Speak Out: What's Your Best Advice for Graduates?
Tell us what Marshall and Madison graduates should know as they step out on their own
We've all sat through graduation speeches (and other graduation-related remarks) that were painful.
Painful is a kind adjective.
My own high school principal, at a National Honor Society candle lighting, compared us all to geese and tadpoles. Not a flock of geese, or a family of toads -- just the animals themselves. I don't remember much about the speech other than students rolling their eyes and parents sneaking glances to see if the woman was serious.
But more often than not, each of us also has that one piece of advice -- whether from a speech to a crowd or in a private note from a treasured advisor -- that sticks; words that are visited time and time again as you pass through life's phases. Words you keep.
What was the best graduation advice you've ever received?
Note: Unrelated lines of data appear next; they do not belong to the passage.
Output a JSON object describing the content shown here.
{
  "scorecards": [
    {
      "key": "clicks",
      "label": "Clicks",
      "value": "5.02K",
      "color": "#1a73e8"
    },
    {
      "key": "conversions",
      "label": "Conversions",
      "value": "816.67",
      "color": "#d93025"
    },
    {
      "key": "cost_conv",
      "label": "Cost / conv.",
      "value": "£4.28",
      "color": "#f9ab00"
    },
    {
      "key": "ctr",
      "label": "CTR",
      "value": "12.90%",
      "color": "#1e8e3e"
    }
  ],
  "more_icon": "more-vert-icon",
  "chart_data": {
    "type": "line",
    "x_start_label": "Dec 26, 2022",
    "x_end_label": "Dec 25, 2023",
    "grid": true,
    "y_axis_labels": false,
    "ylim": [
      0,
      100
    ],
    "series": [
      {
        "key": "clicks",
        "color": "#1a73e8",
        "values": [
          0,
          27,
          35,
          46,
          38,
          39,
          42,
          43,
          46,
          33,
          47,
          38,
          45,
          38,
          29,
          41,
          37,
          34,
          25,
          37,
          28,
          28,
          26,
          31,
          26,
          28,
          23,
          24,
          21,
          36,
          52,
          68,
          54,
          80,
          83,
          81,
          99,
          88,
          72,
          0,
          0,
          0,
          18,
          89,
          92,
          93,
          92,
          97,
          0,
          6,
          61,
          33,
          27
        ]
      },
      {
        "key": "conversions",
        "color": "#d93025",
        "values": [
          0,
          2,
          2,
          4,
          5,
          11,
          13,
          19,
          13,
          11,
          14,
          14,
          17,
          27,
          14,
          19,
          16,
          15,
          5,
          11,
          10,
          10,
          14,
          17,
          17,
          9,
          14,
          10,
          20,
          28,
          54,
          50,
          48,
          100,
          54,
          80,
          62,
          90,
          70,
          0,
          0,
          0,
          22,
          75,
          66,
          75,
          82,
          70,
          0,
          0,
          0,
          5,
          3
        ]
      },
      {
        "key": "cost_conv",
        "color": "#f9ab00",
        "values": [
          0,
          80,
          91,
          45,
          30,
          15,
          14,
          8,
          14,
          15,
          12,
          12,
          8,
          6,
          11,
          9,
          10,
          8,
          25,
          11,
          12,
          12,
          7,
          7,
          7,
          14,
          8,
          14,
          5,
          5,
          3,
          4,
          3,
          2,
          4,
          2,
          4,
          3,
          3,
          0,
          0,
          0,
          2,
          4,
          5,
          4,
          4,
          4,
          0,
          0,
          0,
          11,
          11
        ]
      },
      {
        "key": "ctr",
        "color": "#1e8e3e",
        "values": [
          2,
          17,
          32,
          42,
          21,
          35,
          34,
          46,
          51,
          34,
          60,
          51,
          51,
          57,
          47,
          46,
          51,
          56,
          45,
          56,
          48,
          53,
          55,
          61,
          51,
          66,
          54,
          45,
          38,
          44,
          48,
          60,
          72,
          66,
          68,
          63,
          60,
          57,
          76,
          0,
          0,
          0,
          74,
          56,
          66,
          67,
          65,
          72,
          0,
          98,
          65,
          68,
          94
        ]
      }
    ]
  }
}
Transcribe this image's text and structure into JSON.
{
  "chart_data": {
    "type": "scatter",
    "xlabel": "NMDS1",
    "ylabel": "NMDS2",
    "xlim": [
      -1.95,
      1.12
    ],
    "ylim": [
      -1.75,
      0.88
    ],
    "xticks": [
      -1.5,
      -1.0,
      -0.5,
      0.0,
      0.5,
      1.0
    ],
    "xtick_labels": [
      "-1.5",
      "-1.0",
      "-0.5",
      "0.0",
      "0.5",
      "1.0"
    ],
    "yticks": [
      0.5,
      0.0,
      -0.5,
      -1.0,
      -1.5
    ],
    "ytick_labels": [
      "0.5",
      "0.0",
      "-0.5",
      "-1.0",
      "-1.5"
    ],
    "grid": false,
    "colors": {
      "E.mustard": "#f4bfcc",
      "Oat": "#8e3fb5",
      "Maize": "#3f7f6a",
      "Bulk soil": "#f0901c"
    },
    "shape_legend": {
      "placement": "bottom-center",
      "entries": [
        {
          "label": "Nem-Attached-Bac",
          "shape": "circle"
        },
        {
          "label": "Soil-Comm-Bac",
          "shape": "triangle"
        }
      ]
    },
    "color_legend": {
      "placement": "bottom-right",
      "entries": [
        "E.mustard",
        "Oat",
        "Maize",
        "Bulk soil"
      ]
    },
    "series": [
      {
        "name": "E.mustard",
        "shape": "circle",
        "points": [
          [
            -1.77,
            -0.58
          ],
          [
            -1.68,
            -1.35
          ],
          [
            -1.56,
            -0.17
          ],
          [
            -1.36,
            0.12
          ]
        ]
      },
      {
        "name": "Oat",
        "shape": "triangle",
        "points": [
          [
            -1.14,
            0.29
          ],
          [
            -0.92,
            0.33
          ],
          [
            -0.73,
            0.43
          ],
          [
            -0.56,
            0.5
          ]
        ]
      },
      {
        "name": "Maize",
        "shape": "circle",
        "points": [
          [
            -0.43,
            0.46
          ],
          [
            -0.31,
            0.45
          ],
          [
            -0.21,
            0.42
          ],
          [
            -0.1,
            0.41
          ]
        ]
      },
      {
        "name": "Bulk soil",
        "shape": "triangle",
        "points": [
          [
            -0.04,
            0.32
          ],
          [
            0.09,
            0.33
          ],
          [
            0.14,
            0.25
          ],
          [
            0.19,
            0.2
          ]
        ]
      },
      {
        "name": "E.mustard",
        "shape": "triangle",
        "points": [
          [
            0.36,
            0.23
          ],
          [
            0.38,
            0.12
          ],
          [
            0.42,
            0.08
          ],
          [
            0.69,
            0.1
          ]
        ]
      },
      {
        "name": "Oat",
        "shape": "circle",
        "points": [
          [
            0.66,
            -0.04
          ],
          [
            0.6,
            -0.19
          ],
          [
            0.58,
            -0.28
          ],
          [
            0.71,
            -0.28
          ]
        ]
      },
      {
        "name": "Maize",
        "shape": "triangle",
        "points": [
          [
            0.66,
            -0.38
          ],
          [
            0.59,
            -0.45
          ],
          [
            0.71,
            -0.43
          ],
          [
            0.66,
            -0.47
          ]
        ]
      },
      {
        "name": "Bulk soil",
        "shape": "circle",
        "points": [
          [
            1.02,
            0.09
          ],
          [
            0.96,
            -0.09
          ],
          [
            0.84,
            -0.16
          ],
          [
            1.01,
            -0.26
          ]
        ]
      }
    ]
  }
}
We'll compile a list for Vienna's graduates to keep and look to as they enter the world on their own.
Here are some of the pieces of advice I've heard or been given:
- Never settle
- Invest time in yourself. Get to know yourself; it will probably surprise you. Be your own best friend, confidant and advocate. You may not be who you've always thought you'd be, and that's okay.
- "You are not special."
- Your parents are your friends. Call them. (You can probably guess who gave that to me ...)
What's the best graduation advice you've ever received?